Auch wenn es einzelne Songs gibt, die herausstechen – allen voran das herzzerreißende „Window Color“ – wirkt IT’S ALL GOOD THO vor allem im Kollektiv: Der Songzyklus ist in sich geschlossen, das Klangbild einheitlich – mit einer prägenden Stimmung, die eine gewisse Schlafzimmeratmosphäre verbreitet. Grund für die Kohärenz dürfte die direkt umgesetzte, künstlerische Vision Wandls sein, der auch die Drums selbst einspielte, die Samples selbst auswählte und auch die Produktion größtenteils in Eigenregie leitete. Das Album, das in den Wiener Studios von Dorian Concept und The Clonious sowie teilweise in Hamburg konzipiert und aufgenommen wurde, wirkt trotzdem vertrackt, beinahe zerstückelt. Das aber hält es in seinem Fluss nicht auf: Man fühlt sich stellenweise sehr stark an die Produktionen des Klangkünstlers Flying Lotus erinnert, der – ähnlich wie Wandl – oft sehr kurze Songfetzen, Skizzen und hingeworfene Ideen zu einem größeren Zusammenhang verbindet. Hier wie dort entstehen postmoderne Klangkonstruktionen.

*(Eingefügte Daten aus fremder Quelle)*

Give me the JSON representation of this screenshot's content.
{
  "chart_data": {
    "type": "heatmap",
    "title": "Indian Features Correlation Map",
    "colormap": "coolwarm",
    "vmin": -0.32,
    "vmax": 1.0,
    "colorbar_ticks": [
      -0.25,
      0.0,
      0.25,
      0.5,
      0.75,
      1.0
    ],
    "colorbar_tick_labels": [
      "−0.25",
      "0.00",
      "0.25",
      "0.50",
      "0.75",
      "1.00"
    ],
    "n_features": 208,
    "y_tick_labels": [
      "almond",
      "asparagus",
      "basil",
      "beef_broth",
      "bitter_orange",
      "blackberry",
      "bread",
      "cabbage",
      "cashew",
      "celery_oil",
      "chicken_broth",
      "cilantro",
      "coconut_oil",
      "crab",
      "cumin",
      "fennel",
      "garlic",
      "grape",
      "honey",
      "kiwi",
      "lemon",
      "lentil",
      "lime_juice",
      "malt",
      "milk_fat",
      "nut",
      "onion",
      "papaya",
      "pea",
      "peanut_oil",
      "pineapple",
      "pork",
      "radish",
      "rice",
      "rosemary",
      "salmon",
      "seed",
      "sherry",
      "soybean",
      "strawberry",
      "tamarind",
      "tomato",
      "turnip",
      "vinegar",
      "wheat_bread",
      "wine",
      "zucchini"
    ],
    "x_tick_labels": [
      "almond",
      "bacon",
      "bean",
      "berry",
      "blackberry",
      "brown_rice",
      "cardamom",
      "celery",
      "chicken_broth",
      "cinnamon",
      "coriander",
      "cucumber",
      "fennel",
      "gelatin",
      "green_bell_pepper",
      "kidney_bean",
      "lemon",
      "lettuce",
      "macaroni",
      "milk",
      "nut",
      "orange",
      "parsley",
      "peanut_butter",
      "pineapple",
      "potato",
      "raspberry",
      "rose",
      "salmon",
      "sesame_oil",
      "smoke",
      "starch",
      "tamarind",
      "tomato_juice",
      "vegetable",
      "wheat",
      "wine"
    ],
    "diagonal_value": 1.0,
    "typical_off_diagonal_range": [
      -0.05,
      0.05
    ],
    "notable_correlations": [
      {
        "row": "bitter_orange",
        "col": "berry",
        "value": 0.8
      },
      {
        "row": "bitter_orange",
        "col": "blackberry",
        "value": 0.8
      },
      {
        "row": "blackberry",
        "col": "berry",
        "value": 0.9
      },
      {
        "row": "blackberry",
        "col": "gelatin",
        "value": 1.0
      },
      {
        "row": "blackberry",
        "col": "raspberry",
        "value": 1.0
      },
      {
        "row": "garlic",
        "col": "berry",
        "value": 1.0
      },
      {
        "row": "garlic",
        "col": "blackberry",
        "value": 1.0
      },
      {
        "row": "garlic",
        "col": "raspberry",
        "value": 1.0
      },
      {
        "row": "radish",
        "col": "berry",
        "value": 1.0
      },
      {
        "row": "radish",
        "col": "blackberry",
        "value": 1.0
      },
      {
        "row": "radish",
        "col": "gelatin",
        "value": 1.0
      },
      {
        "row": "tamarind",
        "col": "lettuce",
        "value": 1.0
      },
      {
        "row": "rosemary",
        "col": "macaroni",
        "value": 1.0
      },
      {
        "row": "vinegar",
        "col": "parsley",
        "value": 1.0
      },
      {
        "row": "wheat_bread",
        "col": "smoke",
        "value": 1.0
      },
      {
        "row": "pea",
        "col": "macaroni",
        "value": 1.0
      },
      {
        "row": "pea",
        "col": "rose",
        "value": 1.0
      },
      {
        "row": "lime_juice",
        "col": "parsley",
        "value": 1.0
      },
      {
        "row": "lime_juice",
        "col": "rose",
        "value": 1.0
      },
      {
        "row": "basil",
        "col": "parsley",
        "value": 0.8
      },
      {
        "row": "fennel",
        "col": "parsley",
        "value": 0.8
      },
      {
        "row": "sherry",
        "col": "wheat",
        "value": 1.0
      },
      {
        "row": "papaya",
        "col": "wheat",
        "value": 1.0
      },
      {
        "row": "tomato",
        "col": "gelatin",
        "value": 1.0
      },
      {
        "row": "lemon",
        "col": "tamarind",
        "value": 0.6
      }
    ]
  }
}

IT’S ALL GOOD THO ist einerseits ein Album zum nebenbei genießen – und das soll ein Kompliment sein. Andererseits aber ist es in seiner Eigenartigkeit derart dringlich, dass es vom Hörer enorm viel Aufmerksamkeit einfordert: Eine eklektizistische Nummernrevue, oszillierend zwischen Einflüssen aus Trap, Electronica und ganz viel Soul. So etwas hat man in der deutschsprachigen Musiklandschaft selten bis gar nicht vernommen: Ein St. Pöltener hat hier einen Sound kreiert, der absolutes Weltformat hat. Ob Wandls Musik jedoch über die Zugänglichkeit verfügt, um ein breites Publikum zu erreichen wie viele seiner Trap-Kollegen, wird man abwarten müssen. Aber wenn IT’S ALL GOOD THO nicht in die oberen Ränge der Charts gelangt, dann doch sicherlich in die Jahresbestenlisten.